Las aventuras de un cordobés en su vuelta al mundo en moto


Rafael Campos y María del Carmen Gragera recorren casi 27.000 kilómetros a través de tres continentes a bordo de su moto BMW

No es nada fácil decidir un día coger la moto y hacer casi 27.000 kilómetros en una vuelta al mundo. Aparte del coste de la expedición hay que preparar el viaje casi al milímetro, para tener en cuenta la diversidad de países, culturas, climas y formas de vida que se atravesarán. Rafael Campos es un egabrense que un buen día, junto a su novia María del Carmen Grajera, decidieron ponerse a trabajar en un plan que en el transcurso de su elaboración fue modificado varias veces para alcanzar una planificación minuciosa que, como señala, “se cumplió bien”.
Dar la vuelta al mundo en moto es algo que no se plantearon hacer de una vez. Decidieron emprender la aventura en dos etapas. La primera de ellas fue cruzar Estados Unidos de Este a Oeste  a través de la histórica y legendaria Ruta 66, que tiene unos 4.000 kilómetros, aunque ellos la ampliaron hasta los 9.220 para ver Las Vegas, el Cañón del Colorado o Canadá. Todo el recorrido lo hicieron entre el 2 de junio y el 7 de julio de 2016. La otra etapa comprendía Asia y Europa, con salida en Japón y final en España entre el 26 de agosto y el 22 de noviembre de este año. El viaje no se pudo culminar, ya que un accidente ocurrido en Rumanía el 8 de noviembre hizo que el tramo final quedara pendiente hasta otra ocasión.
Rafael Campos y María del Carmen Gragera han realizado toda expedición a bordo de su BMW R1200 GS Adventure LC, una moto “en condiciones” a la que le hizo mínimos retoques, como proteger los faros o el depósito del líquido de frenos. El grueso del coste de la aventura ha salido de sus bolsillos, aunque han contado con la colaboración de distintas firmas comerciales que les han facilitado ayuda en especie, como Gas Biker, BMW, Continental o Ray Ban, entre otros.
A su llegada a Estados Unidos les llamó la atención las diferencias legislativas que hay en cada estado, como que “en todos es obligatorio el uso de gafas para los motoristas, pero el casco no” o encontrar supermercados en los que se venden rifles. En la peripecia de cruzar este extenso país les sucedieron dos anécdotas curiosas, como que estuvieron a punto de dormir en un cementerio de una reserva india. Menos mal que “una monja se dio cuenta y nos dio una habitación normal”. También, a punto de llegar a la costa Oeste, “se nos cayó una mochila de la moto en la que iban los pasaportes, por lo que hubo que denunciarlo en una comisaría y en la Embajada, pero no hubo grandes complicaciones, salvo la pérdida de tiempo”, señala Rafael.
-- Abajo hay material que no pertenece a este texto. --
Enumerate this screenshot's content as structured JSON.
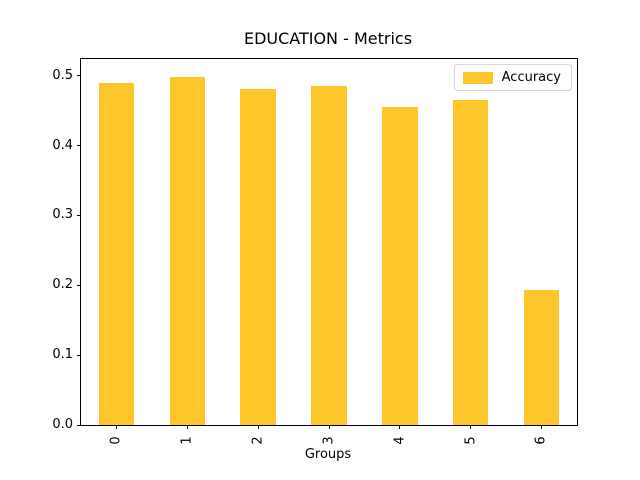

En cambio, recorrer el continente asiático y europeo sí les proporcionó mayores contrastes. “Japón es muy meticulosa y tecnificada, no te decepcionan”, afirma Rafael, quien añade que, en cambio, en Rusia “son buenas personas, pero si no sabes ruso a ellos les da igual y siguen hablando en ruso. Son más toscos, pero de buen corazón”.
En Mongolia encontraron “gente muy noble y dada a ayudar, pero es una economía que poco a poco va creciendo y son más pícaros”. En las repúblicas bálticas descubrieron que “Estonia es muy europea, pero Lituania está poco acostumbrada al turismo”, mientras que en Hungría y Rumanía “son más de nuestra órbita”.
De la gastronomía que guardan mejor recuerdo es de la japonesa, frente al caso de Rusia, en donde “todo el mundo desayuna, come y cena lo mismo”, con un arroz al curry que está presente a todas las horas del día. Tanto en Rusia como en Mongolia hay un predominio claro tanto de la carne de ternera como de las sopas, aunque también “les encanta el té” y como curiosidad “en la mesa no te ponen cuchillo”.

Aparte de la sorpresa de estar casi a punto de dormir en un cementerio indio, en Japón tuvieron la experiencia de hacerlo en un hotel cápsula, que era “estrecho, pero había espacio para dormir”, así como en Estado Unidos de hacerlo alojados en casa de un doble campeón del mundo de snowboard.
Aunque hace un mes que regresaron desde Rumanía, tanto Rafael como María del Carmen esperan algún día culminar la etapa que les queda para terminar en España su vuelta al mundo. El ingente material gráfico que han recogido en estas rutas -buen aparte grabado con un dron- es la mejor prueba de que hay pocos retos que dobleguen a la voluntad humana.